Le baciò le labbra. Le baciò l’incavo del collo. Le tolse la camicia dal corpo e, tenendola stretta, le premette le labbra sul seno, sopra il cuore.

Il bacio le bruciò la carne, che prese ad annerirsi sotto quel contatto. Mina urlò. Il corpo le si irrigidì, lei si contorse per il dolore e lottò fra le braccia di lui. Chemosh la tenne stretta, la tenne vicino. E poi, lentamente, si ritrasse.

Mina rabbrividì, sospirò. Aprì gli occhi. Lo guardò, nel profondo degli occhi. Poi, sobbalzando, si guardò il seno.

Il marchio di Chemosh era su di lei, il contorno delle sue labbra, impresso a fuoco nella carne.

«Sei mia, Mina», disse Chemosh.

Il bacio aveva bruciato carne e osso, l’aveva colpita al cuore. Mina sentì agitarsi dentro la potenza che lui le aveva conferito, e si accostò a lui, con le labbra dischiuse, desiderando il suo bacio ripetutamente.

«Sono vostra, mio signore.»

Il desiderio ardeva in lui, e Chemosh non lo mise più in dubbio.

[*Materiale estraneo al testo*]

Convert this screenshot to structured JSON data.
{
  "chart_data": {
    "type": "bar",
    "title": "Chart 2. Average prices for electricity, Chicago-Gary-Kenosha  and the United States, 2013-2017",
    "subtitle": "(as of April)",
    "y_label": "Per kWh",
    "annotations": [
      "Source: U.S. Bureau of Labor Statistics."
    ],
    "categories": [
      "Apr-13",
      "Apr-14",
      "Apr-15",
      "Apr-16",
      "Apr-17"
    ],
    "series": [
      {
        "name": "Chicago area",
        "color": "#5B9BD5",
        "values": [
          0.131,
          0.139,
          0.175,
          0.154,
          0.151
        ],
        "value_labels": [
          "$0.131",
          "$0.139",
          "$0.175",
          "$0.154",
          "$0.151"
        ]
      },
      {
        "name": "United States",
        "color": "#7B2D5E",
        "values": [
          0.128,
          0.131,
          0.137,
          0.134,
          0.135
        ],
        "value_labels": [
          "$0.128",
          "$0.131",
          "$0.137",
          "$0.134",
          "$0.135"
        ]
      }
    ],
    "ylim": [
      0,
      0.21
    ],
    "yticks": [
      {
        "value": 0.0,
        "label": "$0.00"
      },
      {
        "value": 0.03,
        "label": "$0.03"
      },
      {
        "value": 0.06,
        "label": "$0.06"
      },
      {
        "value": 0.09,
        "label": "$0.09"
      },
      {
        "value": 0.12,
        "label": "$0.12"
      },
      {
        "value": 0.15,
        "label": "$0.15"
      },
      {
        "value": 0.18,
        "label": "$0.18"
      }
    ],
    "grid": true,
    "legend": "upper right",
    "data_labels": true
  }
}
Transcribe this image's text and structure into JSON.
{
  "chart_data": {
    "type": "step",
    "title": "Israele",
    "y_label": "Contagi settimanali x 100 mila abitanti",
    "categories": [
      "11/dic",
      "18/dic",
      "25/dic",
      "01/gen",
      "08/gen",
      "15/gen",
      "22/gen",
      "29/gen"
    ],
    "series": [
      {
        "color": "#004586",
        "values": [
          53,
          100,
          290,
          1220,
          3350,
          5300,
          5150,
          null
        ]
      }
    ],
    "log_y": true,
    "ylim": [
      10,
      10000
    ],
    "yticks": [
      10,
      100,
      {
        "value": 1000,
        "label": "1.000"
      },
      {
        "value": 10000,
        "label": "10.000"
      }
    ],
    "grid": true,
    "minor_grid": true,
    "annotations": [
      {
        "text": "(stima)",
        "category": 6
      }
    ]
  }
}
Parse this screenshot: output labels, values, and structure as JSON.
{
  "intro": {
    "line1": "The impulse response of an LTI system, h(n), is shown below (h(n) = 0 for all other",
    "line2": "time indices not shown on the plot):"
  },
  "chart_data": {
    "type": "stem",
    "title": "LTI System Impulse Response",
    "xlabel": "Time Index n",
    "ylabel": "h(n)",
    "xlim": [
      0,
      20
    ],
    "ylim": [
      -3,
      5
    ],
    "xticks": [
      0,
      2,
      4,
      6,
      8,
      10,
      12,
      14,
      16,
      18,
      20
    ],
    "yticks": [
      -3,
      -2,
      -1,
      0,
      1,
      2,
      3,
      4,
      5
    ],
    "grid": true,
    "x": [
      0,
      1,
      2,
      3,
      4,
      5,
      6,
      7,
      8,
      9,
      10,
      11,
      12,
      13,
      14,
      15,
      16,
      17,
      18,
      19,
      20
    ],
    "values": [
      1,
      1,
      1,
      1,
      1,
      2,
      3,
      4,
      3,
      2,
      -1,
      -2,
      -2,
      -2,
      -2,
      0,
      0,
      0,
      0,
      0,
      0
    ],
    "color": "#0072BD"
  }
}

L’avrebbe presa, l’avrebbe fatta sua, ma doveva accertarsi che lei capisse.

«Non sarai mia schiava, come eri per Takhisis.»

Chemosh le accarezzò il collo, le passò la mano sull’impronta lasciata dal bacio. La carne era bruciacchiata e incominciava a coprirsi di vesciche dove le labbra di lui l’avevano toccata. Chemosh percorse col dito il contorno del bacio nero.

«Sarai la mia somma sacerdotessa, Mina. Andrai nel mondo e conquisterai seguaci per me, seguaci giovani e forti e bellissimi come te. Io sarò il loro dio, ma tu sarai la loro padrona. Eserciterai potere su di loro, potere assoluto, potere di vita e di morte.»

«Quali stimoli potrò offrire loro, mio signore? Ai giovani non piace pensare alla morte...»

«Offrirai loro un dono da parte mia. Un dono di raro valore, che l’umanità desidera fin dal principio del tempo.»

«Farò tutto ciò che mi chiedete, mio signore, con piacere», disse Mina. Aveva il respiro affannoso.

Chemosh con la mano le scostò all’indietro i capelli rossi. Quei filamenti serici gli si attorcigliarono fra le dita. Mina aveva le labbra calde e impazienti, la carne calda e cedevole al tocco di lui.

Chemosh strinse il corpo contro quello di lei. Mina gli si diede con abbandono appassionato, e lui non si domandò più come un dio potesse trovare piacere fra le braccia di un mortale. Si domandò soltanto perché lui avesse impiegato tanto tempo per scoprirlo.